As the country heads into a critical election season, we hope your news and interview programs significantly increase coverage of the growing national movement working to elevate solutions to the epidemic of the unbridled influence of money in politics. Thanks to a series of Supreme Court decisions relaxing campaign finance reform laws, spending by candidates and outside groups leading up to the 2016 election is poised to approach $10 billion. Much of that will be secretive “dark money” that runs counter to American values of accountability and transparency that give voters the information they need to make informed decisions.  Now more than ever before, an elite few can exercise disproportionate influence in elections and the democratic process at-large.

More than 150 organizations have endorsed a Unity Statement of Principles defining the values that should govern solutions Americans are seeking as they grow ever more weary of business and politics as usual. Millions of Americans are coming together across party-lines from all walks of life to demand solutions, and the places where solutions have been enacted, they’re already working. Because of this growing citizens movement, it is no longer a question of if Citizens United will be overturned and a series of reforms to modernize our democracy put in place, it is a question of how and when.

A bipartisan majority of Americans support a constitutional amendment that would overturn the Supreme Court’s decision in Citizens United. However, after the Senate proposed a campaign finance reform amendment in September 2014, a Media Matters analysis indicated that the amendment was largely ignored by the networks’ evening news broadcasts and Sunday political talk shows, other than PBS NewsHour. Some may justify that based on the “political chances of it moving out of the Congress,” but how often does our country face a crisis of this magnitude? How often does the Senate cast an historic first vote in the long process that is required to amend the constitution, as nearly every generation has to address the major issues of their day?

This lack of coverage has persisted as new campaign finance reform stories have emerged and it is dangerous to civic engagement and our democracy. A Media Matters analysis of broadcast Sunday show and nightly news programs found that these major outlets have largely failed to educate viewers about this crisis.  For example:

  • When Doug Hughes landed his gyrocopter on the Capitol lawn to draw attention to solutions that already exist to address the “corrosive influence of money in our political system,” only one of the 17 segments devoted to Hughes and the gyrocopter landing provided substantial coverage to the message behind Hughes’ protest.
  • When a coalition of 50 campaign finance advocacy groups called on President Obama to sign an executive order that would require federal contractors to increase their campaign spending disclosures, broadcast evening news and Sunday shows did not cover the letter at all. Nor have they covered the 700,000 petition signatures or nearly 90 rallies that took place in 30 states urging the President to act.
  • When the Federal Communications Commission board blocked congressional Democrats’ proposal to strengthen political advertisement disclosures in advance of the 2016 election, broadcast evening news and Sunday shows did not cover the issue.

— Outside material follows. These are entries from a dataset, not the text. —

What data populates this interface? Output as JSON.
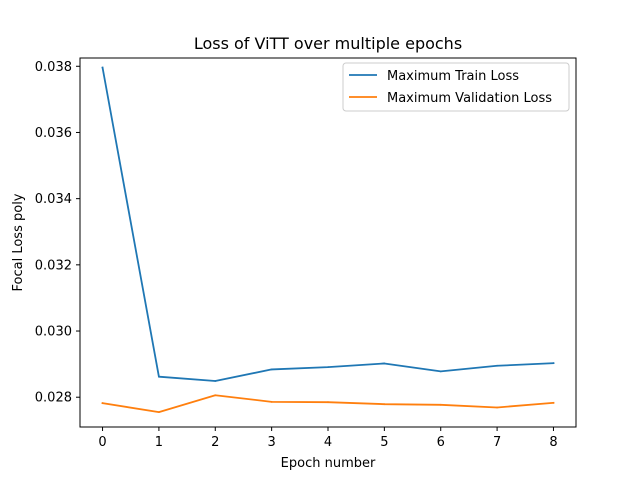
{
  "chart_data": {
    "type": "line",
    "title": "Loss of ViTT over multiple epochs",
    "xlabel": "Epoch number",
    "ylabel": "Focal Loss poly",
    "x": [
      0,
      1,
      2,
      3,
      4,
      5,
      6,
      7,
      8
    ],
    "xlim": [
      -0.4,
      8.4
    ],
    "ylim": [
      0.0271,
      0.03825
    ],
    "xticks": [
      "0",
      "1",
      "2",
      "3",
      "4",
      "5",
      "6",
      "7",
      "8"
    ],
    "yticks": [
      "0.028",
      "0.030",
      "0.032",
      "0.034",
      "0.036",
      "0.038"
    ],
    "grid": false,
    "legend_position": "top-right",
    "series": [
      {
        "name": "Maximum Train Loss",
        "color": "#1f77b4",
        "values": [
          0.03796,
          0.02862,
          0.02849,
          0.02884,
          0.02891,
          0.02902,
          0.02878,
          0.02895,
          0.02903
        ]
      },
      {
        "name": "Maximum Validation Loss",
        "color": "#ff7f0e",
        "values": [
          0.02782,
          0.02755,
          0.02806,
          0.02786,
          0.02785,
          0.02779,
          0.02777,
          0.02769,
          0.02783
        ]
      }
    ]
  }
}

Heading into a critical election cycle, the stakes could not be higher. Now more than ever before Americans deserve to know about the need for campaign finance reform. We urge you, as the heads of the major broadcast news networks, to take greater action in the future to ensure that Sunday political talk shows and nightly news devote appropriate attention to campaign finance reform. We are glad to meet with you to offer constructive solutions to improve the quality and quantity of your coverage.